Crystals with exposed selected crystallographic facets – a new approach to designing anodes for photo-fuel cells

Electricity is one of the most important innovations that science has given to humanity. Electricity is a very versatile and relatively easily controlled form of energy. In a fastly developing world, it is an inseparable element of industry and households. At the time of use basically it does not pollute the environment. However, problems appear at the production site. The demand for electricity is growing every year. Unfortunately, along with this, a significant increase in greenhouse gas emissions and increasing air pollution associated with production methods of electricity are observed. In Poland, electricity is mainly produced based on coal (ca. 80% of production). The solution to these problems is to develop energy production methods based on renewable sources and to reduce the consumption of fossil fuels. One of the promising methods for electricity generation are photocatalytic fuel cells. Photocatalytic fuel cells are devices producing electricity converting solar energy and chemical energy of fuels.
Nowadays, fuel cells based on hydrogen and oxygen are the most popular. The problem of these fuel cells is related to the hydrogen generation and the difficulties with its storage. Moreover, materials used in this type of cells are relatively expensive, which leads to high production and operating costs. In contrast to traditional fuel cells, photocatalytic fuel cells are quite cheap in production and require light energy to initiate and maintain electricity production. Photocatalytic fuel cells are considered as devices utilizing renewable energy sources for electricity production.

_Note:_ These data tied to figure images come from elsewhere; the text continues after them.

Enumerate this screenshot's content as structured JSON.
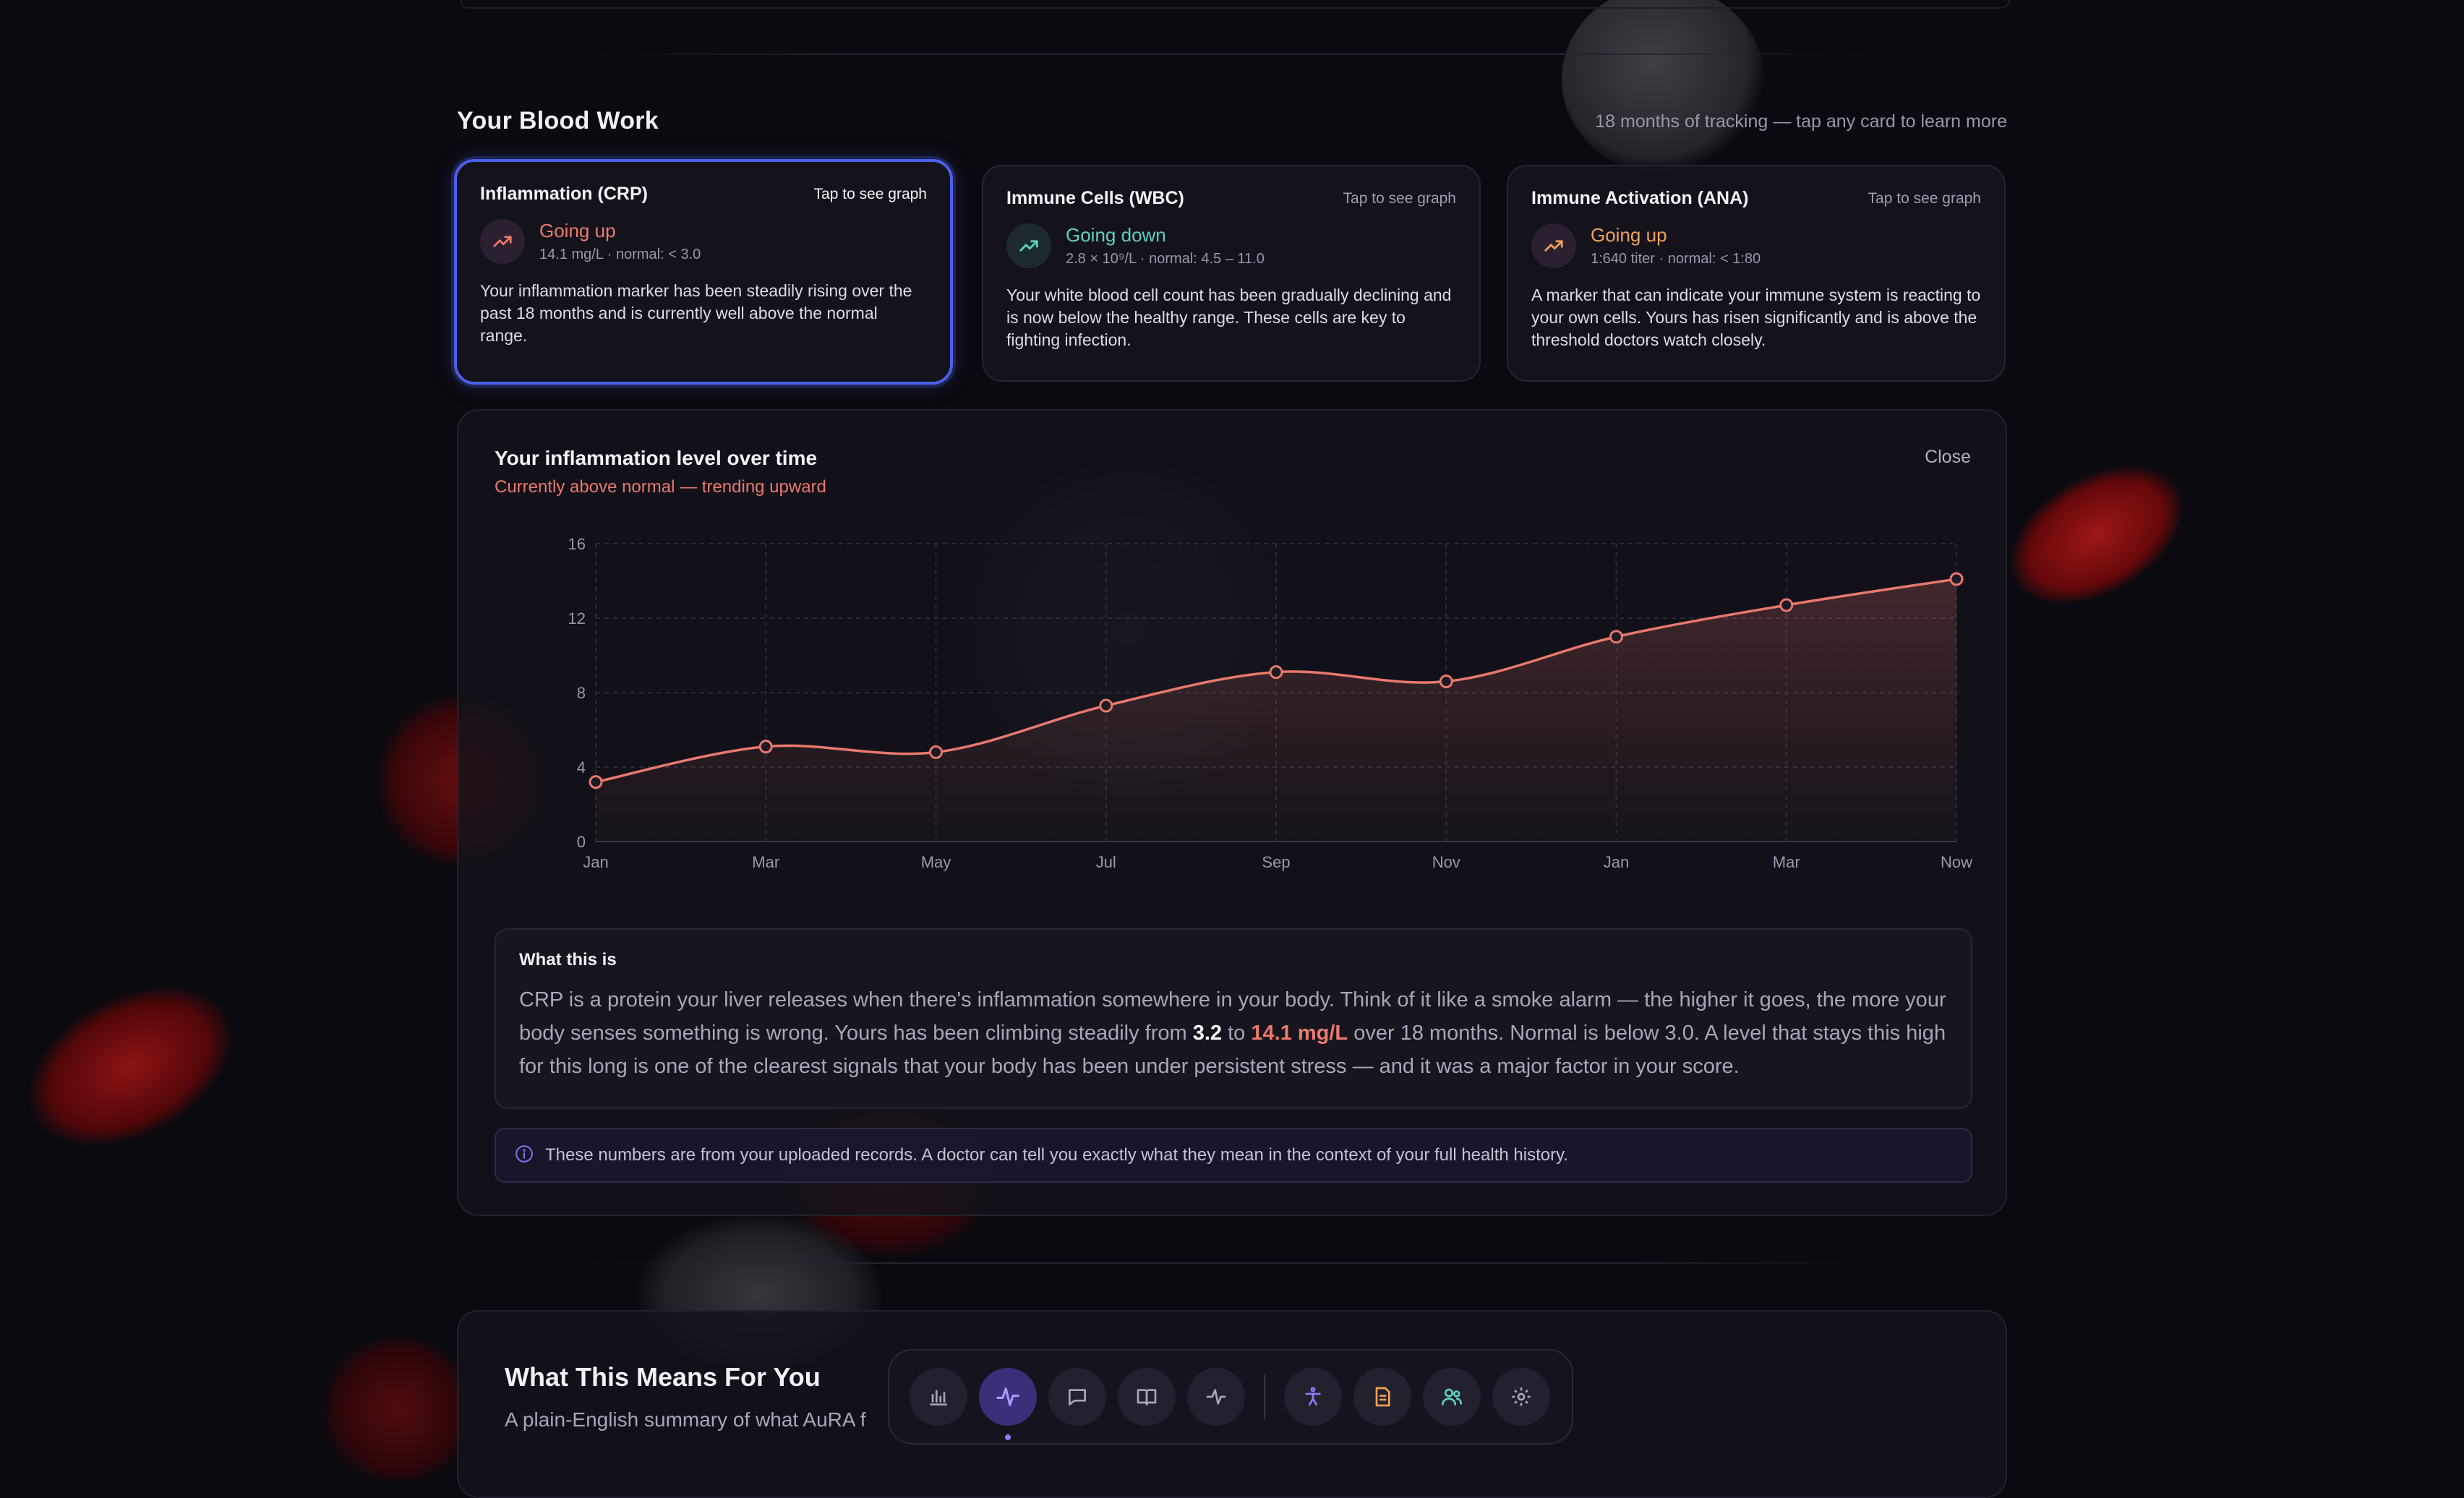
{
  "section": {
    "title": "Your Blood Work",
    "hint": "18 months of tracking — tap any card to learn more"
  },
  "cards": [
    {
      "title": "Inflammation (CRP)",
      "tap": "Tap to see graph",
      "trend": "Going up",
      "value": "14.1 mg/L",
      "normal": "normal: < 3.0",
      "description": "Your inflammation marker has been steadily rising over the past 18 months and is currently well above the normal range.",
      "icon": "trending-up-icon",
      "color": "#ec7a6e",
      "active": true
    },
    {
      "title": "Immune Cells (WBC)",
      "tap": "Tap to see graph",
      "trend": "Going down",
      "value": "2.8 × 10⁹/L",
      "normal": "normal: 4.5 – 11.0",
      "description": "Your white blood cell count has been gradually declining and is now below the healthy range. These cells are key to fighting infection.",
      "icon": "trending-down-icon",
      "color": "#5fd0c3",
      "active": false
    },
    {
      "title": "Immune Activation (ANA)",
      "tap": "Tap to see graph",
      "trend": "Going up",
      "value": "1:640 titer",
      "normal": "normal: < 1:80",
      "description": "A marker that can indicate your immune system is reacting to your own cells. Yours has risen significantly and is above the threshold doctors watch closely.",
      "icon": "trending-up-icon",
      "color": "#f2a05a",
      "active": false
    }
  ],
  "chart_panel": {
    "title": "Your inflammation level over time",
    "subtitle": "Currently above normal — trending upward",
    "close": "Close"
  },
  "chart_data": {
    "type": "area",
    "x": [
      "Jan",
      "Mar",
      "May",
      "Jul",
      "Sep",
      "Nov",
      "Jan",
      "Mar",
      "Now"
    ],
    "series": [
      {
        "values": [
          3.2,
          5.1,
          4.8,
          7.3,
          9.1,
          8.6,
          11.0,
          12.7,
          14.1
        ]
      }
    ],
    "ylim": [
      0,
      16
    ],
    "yticks": [
      0,
      4,
      8,
      12,
      16
    ],
    "grid": true,
    "line_color": "#e8786e"
  },
  "what_box": {
    "title": "What this is",
    "text_1": "CRP is a protein your liver releases when there's inflammation somewhere in your body. Think of it like a smoke alarm — the higher it goes, the more your body senses something is wrong. Yours has been climbing steadily from ",
    "bold_value": "3.2",
    "text_2": " to ",
    "highlight_value": "14.1 mg/L",
    "text_3": " over 18 months. Normal is below 3.0. A level that stays this high for this long is one of the clearest signals that your body has been under persistent stress — and it was a major factor in your score."
  },
  "note": {
    "text": "These numbers are from your uploaded records. A doctor can tell you exactly what they mean in the context of your full health history.",
    "icon": "info-icon"
  },
  "bottom_panel": {
    "title": "What This Means For You",
    "subtitle": "A plain-English summary of what AuRA f"
  },
  "dock": {
    "items": [
      {
        "name": "chart",
        "icon": "bar-chart-icon"
      },
      {
        "name": "pulse",
        "icon": "activity-icon",
        "active": true
      },
      {
        "name": "chat",
        "icon": "message-icon"
      },
      {
        "name": "learn",
        "icon": "book-icon"
      },
      {
        "name": "vitals",
        "icon": "heartbeat-icon"
      },
      {
        "name": "accessibility",
        "icon": "accessibility-icon"
      },
      {
        "name": "records",
        "icon": "document-icon"
      },
      {
        "name": "family",
        "icon": "users-icon"
      },
      {
        "name": "settings",
        "icon": "gear-icon"
      }
    ]
  }
}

The aim of the project is to study the efficiency of electricity generation using the semiconductor, titanium(IV) oxide, composed of crystals of well defined, tailored shape. The goal is to understand the influence of the exposed facets of TiO2 crystals on the photocurrents generation. Additional goals are to understand the mechanism of operation and to select the appropriate liquid fuel to ensure effective electricity generation under illumination. Understanding the influence of the shape of crystals on the efficiency of photocurrent generation and mechanism of action will allow to synthesize crystals with an optimal shape and will enable effective working conditions of the photocatalytic fuel cell based on titanium(IV) oxide as a photoanode. The positive results of the project may be a starting point for further optimization of the system and, in the future, for the commercialization of an efficient photocatalytic fuel cell.